Lunch with Tom Stoppard

The playwright Tom Stoppard has written a new screen version of Anna Karenina. Victoria Glendinning recently had lunch with him.

Tom Stoppard turned 75 this summer. There is a line of his on several quotations websites: “I think age is a very high price to pay for maturity.”

“I don’t like getting old,” he says.

Tentatively, I suggest this may be because when we are old we don’t know any more how we seem to other people.

“I don’t think I ever present myself to other people,” he says. “Most of us are impersonating a version of ourselves.”

The version of himself that Stoppard projects to the world is courteous, considerate, conscientious. If a comment strikes a wrong note, he responds at an angle, like a politician, or a poet, and with a hint of asperity. His pastime is fly-fishing, which demands quiet and patience….

As a public figure and as a private person, Stoppard would have seemed no more or less comfortable in 1912 than he does in 2012. With his formal manners and whiff of deviance, he would fit right in with early-20th-century innovators such as H.G. Wells, Augustus John, or indeed Ford Madox Ford.

“I am a small-c conservative….” He has said that before in interviews. It is about taste, culture and art, not politics. “If you exclude authentic genius from the landscape, the wilder shores of Beckett for example, coherence and narrative tensions and catharsis are the business of a playwright.”

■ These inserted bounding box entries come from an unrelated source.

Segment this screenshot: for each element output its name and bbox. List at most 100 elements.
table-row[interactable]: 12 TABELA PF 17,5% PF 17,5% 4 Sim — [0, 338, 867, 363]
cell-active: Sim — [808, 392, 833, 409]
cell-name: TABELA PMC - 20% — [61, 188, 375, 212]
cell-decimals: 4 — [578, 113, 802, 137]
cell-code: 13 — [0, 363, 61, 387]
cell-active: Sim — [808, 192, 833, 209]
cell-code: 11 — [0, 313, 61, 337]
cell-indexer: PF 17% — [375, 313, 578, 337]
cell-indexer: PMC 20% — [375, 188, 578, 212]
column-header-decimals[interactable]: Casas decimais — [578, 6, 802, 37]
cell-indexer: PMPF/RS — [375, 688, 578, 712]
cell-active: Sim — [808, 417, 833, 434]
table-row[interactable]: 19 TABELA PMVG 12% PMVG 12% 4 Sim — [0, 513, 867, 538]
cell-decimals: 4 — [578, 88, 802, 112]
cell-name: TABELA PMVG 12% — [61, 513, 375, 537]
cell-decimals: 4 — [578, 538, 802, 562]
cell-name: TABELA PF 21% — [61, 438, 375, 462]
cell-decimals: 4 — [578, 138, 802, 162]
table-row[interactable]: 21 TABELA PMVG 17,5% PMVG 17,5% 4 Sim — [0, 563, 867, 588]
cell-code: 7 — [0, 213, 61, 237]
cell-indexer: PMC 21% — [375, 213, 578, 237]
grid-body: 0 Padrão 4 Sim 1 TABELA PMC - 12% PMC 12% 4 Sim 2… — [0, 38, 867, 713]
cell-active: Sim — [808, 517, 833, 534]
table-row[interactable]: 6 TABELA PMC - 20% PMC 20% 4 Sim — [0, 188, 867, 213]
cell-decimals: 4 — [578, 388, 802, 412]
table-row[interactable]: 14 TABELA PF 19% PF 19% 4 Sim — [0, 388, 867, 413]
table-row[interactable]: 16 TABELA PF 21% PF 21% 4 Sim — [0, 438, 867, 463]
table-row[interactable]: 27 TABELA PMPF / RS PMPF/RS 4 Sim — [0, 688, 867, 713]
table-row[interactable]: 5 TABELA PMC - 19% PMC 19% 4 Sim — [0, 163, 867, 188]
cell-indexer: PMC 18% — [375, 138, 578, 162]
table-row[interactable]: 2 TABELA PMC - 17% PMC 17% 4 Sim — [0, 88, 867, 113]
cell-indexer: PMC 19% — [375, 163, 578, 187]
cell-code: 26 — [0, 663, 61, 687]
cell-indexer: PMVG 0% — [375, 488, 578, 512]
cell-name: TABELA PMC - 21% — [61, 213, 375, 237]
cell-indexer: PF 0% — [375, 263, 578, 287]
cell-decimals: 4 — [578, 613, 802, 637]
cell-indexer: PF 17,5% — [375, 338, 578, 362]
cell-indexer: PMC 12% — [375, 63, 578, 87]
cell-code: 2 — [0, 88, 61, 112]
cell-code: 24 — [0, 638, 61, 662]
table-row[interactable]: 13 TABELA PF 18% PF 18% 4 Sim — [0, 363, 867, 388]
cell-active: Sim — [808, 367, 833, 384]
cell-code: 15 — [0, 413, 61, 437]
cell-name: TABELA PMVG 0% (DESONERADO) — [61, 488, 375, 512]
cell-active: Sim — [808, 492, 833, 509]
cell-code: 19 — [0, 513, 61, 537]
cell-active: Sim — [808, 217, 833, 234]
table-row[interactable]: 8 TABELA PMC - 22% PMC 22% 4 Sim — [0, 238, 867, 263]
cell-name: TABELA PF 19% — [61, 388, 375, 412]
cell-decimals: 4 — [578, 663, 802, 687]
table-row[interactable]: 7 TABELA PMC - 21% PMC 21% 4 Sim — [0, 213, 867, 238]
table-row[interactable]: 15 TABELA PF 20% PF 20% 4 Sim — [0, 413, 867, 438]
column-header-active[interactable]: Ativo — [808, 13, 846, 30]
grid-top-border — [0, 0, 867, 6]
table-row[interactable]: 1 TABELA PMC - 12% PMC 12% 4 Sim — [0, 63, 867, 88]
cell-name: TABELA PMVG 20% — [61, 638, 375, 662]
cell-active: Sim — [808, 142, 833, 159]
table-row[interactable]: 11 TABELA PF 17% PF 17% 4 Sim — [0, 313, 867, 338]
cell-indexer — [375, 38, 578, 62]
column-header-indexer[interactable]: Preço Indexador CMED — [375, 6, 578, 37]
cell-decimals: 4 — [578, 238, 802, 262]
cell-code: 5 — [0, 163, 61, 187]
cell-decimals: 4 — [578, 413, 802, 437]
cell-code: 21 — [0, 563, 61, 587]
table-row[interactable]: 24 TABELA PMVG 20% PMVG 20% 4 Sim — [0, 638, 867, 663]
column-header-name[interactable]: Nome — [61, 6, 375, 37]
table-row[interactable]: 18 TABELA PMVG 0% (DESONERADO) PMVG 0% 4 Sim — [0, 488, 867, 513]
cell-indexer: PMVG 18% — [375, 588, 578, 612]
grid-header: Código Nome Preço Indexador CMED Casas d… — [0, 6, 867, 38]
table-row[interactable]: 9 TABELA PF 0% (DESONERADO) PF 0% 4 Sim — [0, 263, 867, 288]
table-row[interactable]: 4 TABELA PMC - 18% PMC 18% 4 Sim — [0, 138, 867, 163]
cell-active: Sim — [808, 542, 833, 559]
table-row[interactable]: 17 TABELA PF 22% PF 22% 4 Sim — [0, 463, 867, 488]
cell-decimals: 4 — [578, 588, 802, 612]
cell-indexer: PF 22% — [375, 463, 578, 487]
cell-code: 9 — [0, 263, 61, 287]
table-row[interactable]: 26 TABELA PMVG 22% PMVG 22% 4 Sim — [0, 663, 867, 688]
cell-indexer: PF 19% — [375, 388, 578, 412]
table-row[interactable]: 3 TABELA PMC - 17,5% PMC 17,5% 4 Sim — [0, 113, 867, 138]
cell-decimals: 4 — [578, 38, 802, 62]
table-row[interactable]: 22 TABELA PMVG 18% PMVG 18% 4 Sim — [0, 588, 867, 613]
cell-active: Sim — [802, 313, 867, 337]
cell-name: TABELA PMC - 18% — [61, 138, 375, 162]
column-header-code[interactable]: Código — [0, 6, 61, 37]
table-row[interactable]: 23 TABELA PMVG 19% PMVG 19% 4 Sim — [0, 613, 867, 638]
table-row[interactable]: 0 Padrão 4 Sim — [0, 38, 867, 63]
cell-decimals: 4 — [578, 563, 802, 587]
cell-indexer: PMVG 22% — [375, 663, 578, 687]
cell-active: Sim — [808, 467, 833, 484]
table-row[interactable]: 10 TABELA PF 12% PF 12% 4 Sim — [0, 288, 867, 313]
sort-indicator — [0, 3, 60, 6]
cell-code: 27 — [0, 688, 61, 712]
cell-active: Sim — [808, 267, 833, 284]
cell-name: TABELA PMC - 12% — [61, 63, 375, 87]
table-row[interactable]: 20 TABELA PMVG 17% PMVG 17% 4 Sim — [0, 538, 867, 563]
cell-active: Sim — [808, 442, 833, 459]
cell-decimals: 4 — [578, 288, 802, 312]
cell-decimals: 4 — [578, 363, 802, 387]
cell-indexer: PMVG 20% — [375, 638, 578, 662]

The great point is that there has to be a story. “I am often in the position, as I am now, of being unable to find a story,” as opposed to a topic, or topics – he tends to go in pairs, from philosophy and gymnastics (Jumpers, 1972) to biography and chaos theory (Arcadia, 1993). “The main misapprehension people have is that a play is the end product of an idea, when the idea is the end product of the play.”

He acknowledges how powerful theatre with a message can be, but “a play works or doesn’t work on an emotional level. I wrote Rock’n’Roll about the events in Czechoslovakia between 1968 and 1989, and in the end I saw that the play as a whole worked as a love story, and I hadn’t realized.”